There is bipartisan consensus in the state on a couple points. The first is that everyone is ignoring the polls. Republicans cite Trump’s victory four years ago after polling showed Clinton leading by two or three points in the final average. For Democrats, they’re taking nothing for granted until the final result is in.

“My message is, run like you’re five points down, I don’t care what the polls say,” Fetterman said. “Donald Trump is unique in his ability to energize those that would otherwise not be voting and he is absolutely formidable. Anyone who tells you he’s not popular in Pennsylvania doesn’t understand Pennsylvania.”

There’s also agreement that yard signs are a poor way to measure enthusiasm, even though, depending on what part of the state you’re in, you’ll see plenty of them for both candidates, with Trump supporters showing a particular fondness for flags this time around. Both sides believe there are “shy” or secret voters ready to cast a ballot in areas where they’re outnumbered by neighbors on the other side.

“I think there are a lot,” Chelton said of secret Biden voters. “I’ve had several people come into the office and they’ll tell me they’re going to vote for Biden but they’re not going to put a sign in their yard or bumper sticker on their car because they’re afraid. They just don’t want the repercussions of what could happen.”

“I know it’s a thing,” Poprik said of secret Trump voters. “I know someone who’s a dear friend of mine, I knew she was a big Trump supporter so I asked if we could put a Trump sign. She said ‘Oh no, no, I don’t want anyone to know,’ and then she runs into the house and hands me five plastic straws with Trump on them. She’s rabid Trump, she has plastic straws from when they made them go paper. She gave them to me and said you can use them but she wouldn’t put a sign up because she’s terrified. It’s not an idea, it’s a fact.”

In such a polarized and emotional political climate, there is concern about what may happen after the votes are tallied.  

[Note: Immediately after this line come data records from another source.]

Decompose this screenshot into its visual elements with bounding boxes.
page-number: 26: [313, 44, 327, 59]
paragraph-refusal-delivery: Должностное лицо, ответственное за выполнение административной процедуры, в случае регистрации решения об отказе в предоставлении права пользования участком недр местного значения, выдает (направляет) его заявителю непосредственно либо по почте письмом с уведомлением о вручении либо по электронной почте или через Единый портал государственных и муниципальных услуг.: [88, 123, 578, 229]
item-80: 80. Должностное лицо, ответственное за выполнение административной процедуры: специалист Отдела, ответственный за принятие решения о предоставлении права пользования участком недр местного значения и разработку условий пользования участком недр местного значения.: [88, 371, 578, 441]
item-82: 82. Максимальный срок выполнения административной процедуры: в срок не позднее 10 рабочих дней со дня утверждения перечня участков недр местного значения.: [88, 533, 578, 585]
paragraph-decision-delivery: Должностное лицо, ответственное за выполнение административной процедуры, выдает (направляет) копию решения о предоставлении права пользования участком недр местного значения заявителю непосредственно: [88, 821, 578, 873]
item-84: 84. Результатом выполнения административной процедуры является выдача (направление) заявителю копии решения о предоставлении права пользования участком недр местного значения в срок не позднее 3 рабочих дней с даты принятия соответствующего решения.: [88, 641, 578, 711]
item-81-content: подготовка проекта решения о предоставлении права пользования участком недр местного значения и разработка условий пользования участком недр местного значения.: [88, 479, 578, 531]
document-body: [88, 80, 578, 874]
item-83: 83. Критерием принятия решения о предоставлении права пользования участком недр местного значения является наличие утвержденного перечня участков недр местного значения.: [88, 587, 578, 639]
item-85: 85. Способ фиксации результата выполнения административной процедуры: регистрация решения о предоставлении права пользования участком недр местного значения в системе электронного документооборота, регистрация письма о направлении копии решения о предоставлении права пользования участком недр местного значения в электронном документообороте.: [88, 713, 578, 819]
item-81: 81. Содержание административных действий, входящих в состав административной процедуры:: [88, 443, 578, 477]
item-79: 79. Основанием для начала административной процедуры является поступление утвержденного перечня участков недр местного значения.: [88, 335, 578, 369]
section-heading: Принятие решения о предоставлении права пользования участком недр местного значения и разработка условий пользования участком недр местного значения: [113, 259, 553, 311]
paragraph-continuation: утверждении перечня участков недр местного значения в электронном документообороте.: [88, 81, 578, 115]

“There are so many neighborhoods that are fractured now, is it ever going to return or even after the election, is that division going to continue?” Hanlin wondered. “I don’t know, I don’t have the answer to that. But that’s one of my main questions: What’s going to happen when all this settles down, will it ever go back to community? 

“That’s one reason some aren’t putting signs up: They don’t want to create enemies with their neighbors.”